Porphyre fit de ſi grands progrès ſous cet excellent Maître, qu’en peu de tems il devint l’honneur de cette École.

Nous avons dans Euſebe[8] le fragment d’un Ouvrage de Porphyre dans lequel il fait l’hiſtoire d’une Fête que donna Longin pour célébrer le jour de la naiſſance de Platon. Porphyre y étoit. Ils étoient ſept en tout. La converſation roula pendant le repas ſur des matières ſçavantes. L’on y prouva qu’Éphore, Théopompe, Ménandre, Hypéride, Sophocle même avoient été des plagiaires.

La Grammaire & la Rhétorique ne ſuffiſoient pas, pour occuper tout entier un homme auſſi avide de ſavoir que Porphyre. Il fit ſon ſecond voyage à Rome à l’âge de trente ans, la douziéme année de l’Empire de Gallien, c’est-à-dire, au commencement de l’an 263. de J.C. Le célèbre Plotin y tenoit alors ſon école. Il paſſoit pour être le premier Philoſophe de ſon tems ; la plus ſublime Métaphyſique & la théurgie étoient les principaux objets de ses études. On appelloit Théurgie, la ſcience qui apprenoit les diverſes espéces des êtres intelligens, la ſubordination qui étoit entr’eux, le culte qui leur étoit dû, & les cérémonies néceſſaires pour s’unir intimement avec eux.

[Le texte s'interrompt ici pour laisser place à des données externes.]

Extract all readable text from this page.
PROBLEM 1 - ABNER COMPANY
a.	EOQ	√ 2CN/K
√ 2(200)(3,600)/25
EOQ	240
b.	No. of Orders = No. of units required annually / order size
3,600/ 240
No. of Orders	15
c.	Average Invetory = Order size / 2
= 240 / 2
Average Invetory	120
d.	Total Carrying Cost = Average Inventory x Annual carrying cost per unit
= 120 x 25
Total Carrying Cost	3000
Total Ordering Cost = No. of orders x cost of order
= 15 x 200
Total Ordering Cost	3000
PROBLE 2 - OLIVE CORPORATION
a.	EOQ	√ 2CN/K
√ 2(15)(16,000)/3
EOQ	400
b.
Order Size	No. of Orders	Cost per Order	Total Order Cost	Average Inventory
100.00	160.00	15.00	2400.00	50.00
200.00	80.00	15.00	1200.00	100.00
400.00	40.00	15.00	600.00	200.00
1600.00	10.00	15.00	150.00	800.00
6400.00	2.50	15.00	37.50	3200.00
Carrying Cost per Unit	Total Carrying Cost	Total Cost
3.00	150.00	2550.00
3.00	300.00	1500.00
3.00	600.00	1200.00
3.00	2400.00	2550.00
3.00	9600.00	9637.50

Porphyre n’eut pas plutôt vû Plotin qu’il ſe propoſa d’acquérir l’amitié de cet homme illuſtre & bientôt le diſciple eut l’eſtime & la confiance de ſon maître à tel point, que Plotin chargea Porphyre de répondre aux questions qu’on lui faisoit, & lui donna ſes Ouvrages[9] pour qu’il y mît la derniére main. Ils demeurerent près de ſix ans enſemble. Porphyre qui étoit fort ſujet à la mélancolie[10] s’en trouva tellement fatigué que Plotin lui conſeilla de voyager pour la diſſiper. Dans les accès de ſes vapeurs il lui prenoit un ſi grand dégoût de la vie, que pluſieurs fois il ſe ſeroit donné la mort, ſi Plotin ne l’en eût détourné. La Philoſophie de ces Platoniciens inſpiroit un grand mépris pour la vie. Leur ſyſtême étoit que quiconque aſpiroit à la ſageſſe, devoit renoncer à tous les plaiſirs des ſens ; que nous étions dans un état d’épreuve, dont il falloit ſortir, pour pouvoir être heureux. Quelques-uns étoient perſuadés, qu’il étoit permis à chaque mortel de hâter la réunion de ſon âme avec celle des esprits. Porphyre, ſuivant le conſeil de Plotin, ſortit de Rome la quinziéme année de l’Empire de Gallien, ſur la fin de l’an 268. de J. C.. Il alla en Sicile au Cap de Lilibée pour y faire connoiſſance avec Probus, qui y avoit une grande réputation. Eunape prétend que Porphyre fut long-temps en Sicile, ne faiſant que ſoupirer ; qu’il ne prenoit point de nourriture, & qu’il ne vouloit voir perſonne ; que Plotin en ayant été informé, & craignant qu’il ne voulût mourir, paſſa en Sicile, où il eut des conferences avec Porphyre, qu’il détermina à conſentir de vivre. Eunape ajoûte, que Porphyre avoit écrit la converſation qu’il avoit eue avec Plotin à ce ſujet. Mais aſſûrément il y a de la confuſion dans le récit d’Eunape. Car Porphyre lui-même[11] en dit aſſez, pour donner lieu de croire qu’il n’a pas revû Plotin depuis qu’il étoit parti pour la Sicile.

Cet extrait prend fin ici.